I've had to place this together from many sources over a couple years. the program was sponsored by the Davis Perfection Bakery and was a variety stage revue show. There were skits, comedy and a little music of course. If you look carefully, you can see the bakery logo on that truck in the pic.
The house band "The Optimistic Do-Nuts" included Isaac McVea, who unwittingly became the first black radio host in Los Angeles. His son Jack McVea played ukulele in the same band. The program began in the early 1920s. In the cast was a little known actor Sam McDaniel, who played a preacher character, Deacon McDaniel in 1926.
In the book Don't Touch That Dial, author J. Fred Mac Donald makes a single short reference to the program
"Although they did not flourish on radio, black comedians were also an ingredient of early broadcasting... Thus Ernest Whitman and Eddie Green appeared as a "coon act" on the Maxwell House Show Boat Program in it's first season on NBC. Hattie McDaniel brought her Mammy personality from the Optimistic Doughnut Hour over KNX (Los Angeles) in 1932 to the Show Boat series in the early 19302. "Hattie McDaniel was a regular on the program as the character Hi-Hat-Hattie. Today she is better remembered for playing a similar Mammy character in the movie Gone With The Wind. It's off topic but of the 300 films she appeared in before her death in 1952, she only got credit for about 80. On the upside she's the only person who has two stars on the Hollywood Walk of Fame, and was on a postage stamp. But I dwell here because her career began singing with the Melony Hounds on station KOA-AM in Denver.

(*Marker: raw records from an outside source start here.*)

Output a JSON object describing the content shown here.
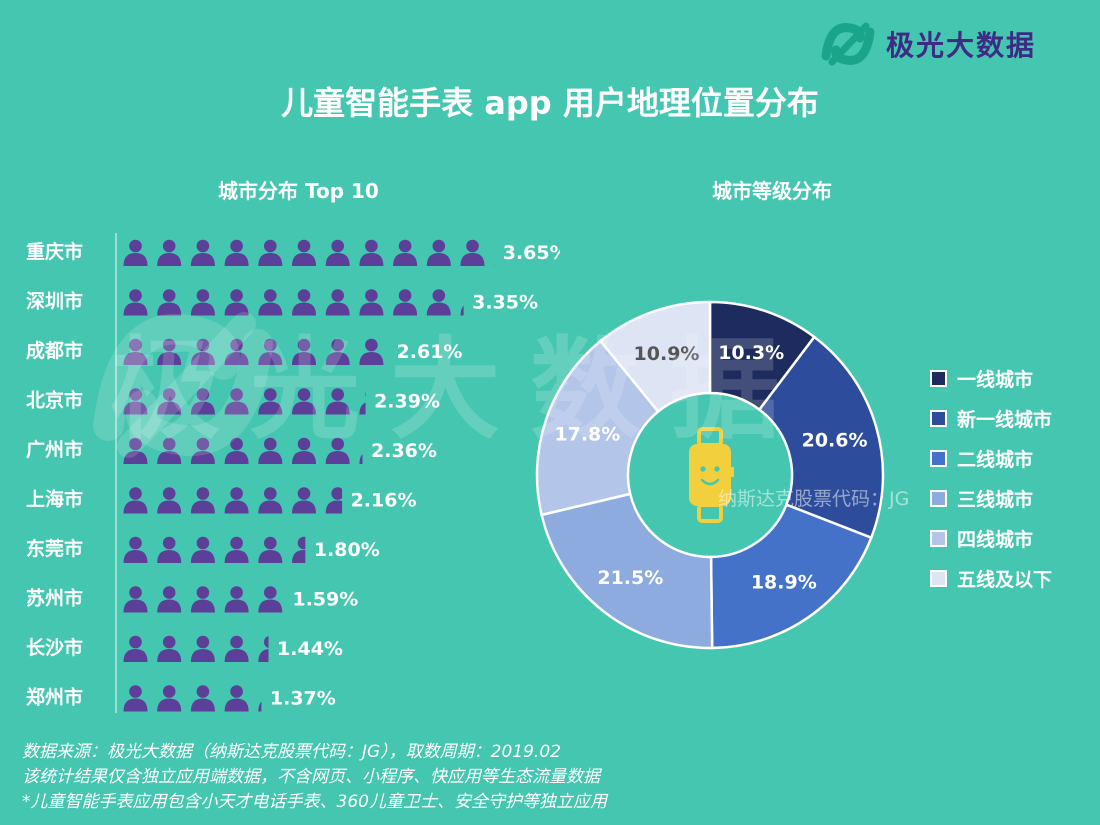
{
  "brand": {
    "name": "极光大数据",
    "color": "#3d2b84"
  },
  "title": "儿童智能手表 app 用户地理位置分布",
  "watermark": {
    "text": "极光大数据",
    "subtext": "纳斯达克股票代码：JG"
  },
  "footer": {
    "lines": [
      "数据来源：极光大数据（纳斯达克股票代码：JG），取数周期：2019.02",
      "该统计结果仅含独立应用端数据，不含网页、小程序、快应用等生态流量数据",
      "*儿童智能手表应用包含小天才电话手表、360儿童卫士、安全守护等独立应用"
    ]
  },
  "colors": {
    "background": "#45c6b0",
    "person_icon": "#5b3f98"
  },
  "chart_data": [
    {
      "type": "bar",
      "title": "城市分布 Top 10",
      "encoding": "pictogram",
      "categories": [
        "重庆市",
        "深圳市",
        "成都市",
        "北京市",
        "广州市",
        "上海市",
        "东莞市",
        "苏州市",
        "长沙市",
        "郑州市"
      ],
      "values": [
        3.65,
        3.35,
        2.61,
        2.39,
        2.36,
        2.16,
        1.8,
        1.59,
        1.44,
        1.37
      ],
      "labels": [
        "3.65%",
        "3.35%",
        "2.61%",
        "2.39%",
        "2.36%",
        "2.16%",
        "1.80%",
        "1.59%",
        "1.44%",
        "1.37%"
      ],
      "unit": "%",
      "icon": "person-icon",
      "value_per_icon": 0.33
    },
    {
      "type": "pie",
      "donut": true,
      "title": "城市等级分布",
      "center_icon": "smartwatch-icon",
      "categories": [
        "一线城市",
        "新一线城市",
        "二线城市",
        "三线城市",
        "四线城市",
        "五线及以下"
      ],
      "values": [
        10.3,
        20.6,
        18.9,
        21.5,
        17.8,
        10.9
      ],
      "labels": [
        "10.3%",
        "20.6%",
        "18.9%",
        "21.5%",
        "17.8%",
        "10.9%"
      ],
      "colors": [
        "#1d2b5e",
        "#2d4c9b",
        "#4472c8",
        "#8eabdf",
        "#b3c5e8",
        "#dde4f3"
      ],
      "label_colors": [
        "#ffffff",
        "#ffffff",
        "#ffffff",
        "#ffffff",
        "#ffffff",
        "#555555"
      ],
      "legend_position": "right"
    }
  ]
}
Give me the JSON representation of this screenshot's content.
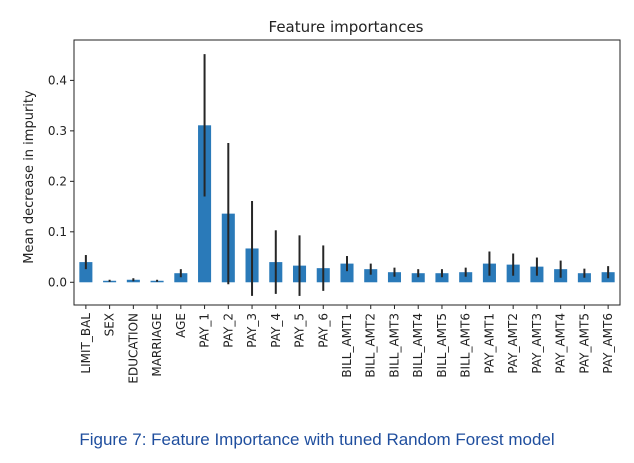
{
  "chart_data": {
    "type": "bar",
    "title": "Feature importances",
    "xlabel": "",
    "ylabel": "Mean decrease in impurity",
    "ylim": [
      -0.045,
      0.48
    ],
    "yticks": [
      "0.0",
      "0.1",
      "0.2",
      "0.3",
      "0.4"
    ],
    "categories": [
      "LIMIT_BAL",
      "SEX",
      "EDUCATION",
      "MARRIAGE",
      "AGE",
      "PAY_1",
      "PAY_2",
      "PAY_3",
      "PAY_4",
      "PAY_5",
      "PAY_6",
      "BILL_AMT1",
      "BILL_AMT2",
      "BILL_AMT3",
      "BILL_AMT4",
      "BILL_AMT5",
      "BILL_AMT6",
      "PAY_AMT1",
      "PAY_AMT2",
      "PAY_AMT3",
      "PAY_AMT4",
      "PAY_AMT5",
      "PAY_AMT6"
    ],
    "values": [
      0.04,
      0.003,
      0.005,
      0.003,
      0.018,
      0.311,
      0.136,
      0.067,
      0.04,
      0.033,
      0.028,
      0.037,
      0.026,
      0.02,
      0.018,
      0.018,
      0.02,
      0.037,
      0.035,
      0.031,
      0.026,
      0.018,
      0.02
    ],
    "errors": [
      0.014,
      0.002,
      0.003,
      0.002,
      0.008,
      0.141,
      0.14,
      0.094,
      0.063,
      0.06,
      0.045,
      0.015,
      0.011,
      0.009,
      0.008,
      0.008,
      0.009,
      0.024,
      0.022,
      0.018,
      0.017,
      0.009,
      0.012
    ],
    "bar_color": "#2a7ab9",
    "error_color": "#262626",
    "grid": false
  },
  "caption": "Figure 7: Feature Importance with tuned Random Forest model"
}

Other guests on the Optimistic Doughnut Hour included an unlikely list of people: Morey Amsterdam, Minnie Pearl, Willie Best. Hattie McDaniel joined the show in 1931 after her brother Sam McDaniel got her an audition. Her success on the program led to her own show Hi Hat Hattie and Her Boys. She did a saucy late vaudeville comedy and sang. The boys of course were just Sam McVea's Jazz band.
The Davis Perfection Bakery who sponsored all this was just a bakery. Actor Dalton Trumbo worked there briefly as a bread wrapper . The bakery was big enough to appear on a 1932 map of L.A. near Los Angeles City Hall on Temple Street. Another souce lists it at the intersection of 1st. and Beaudry and another location in Sacramento. It was probably a regional chain since it was dolling out cash for radio ads.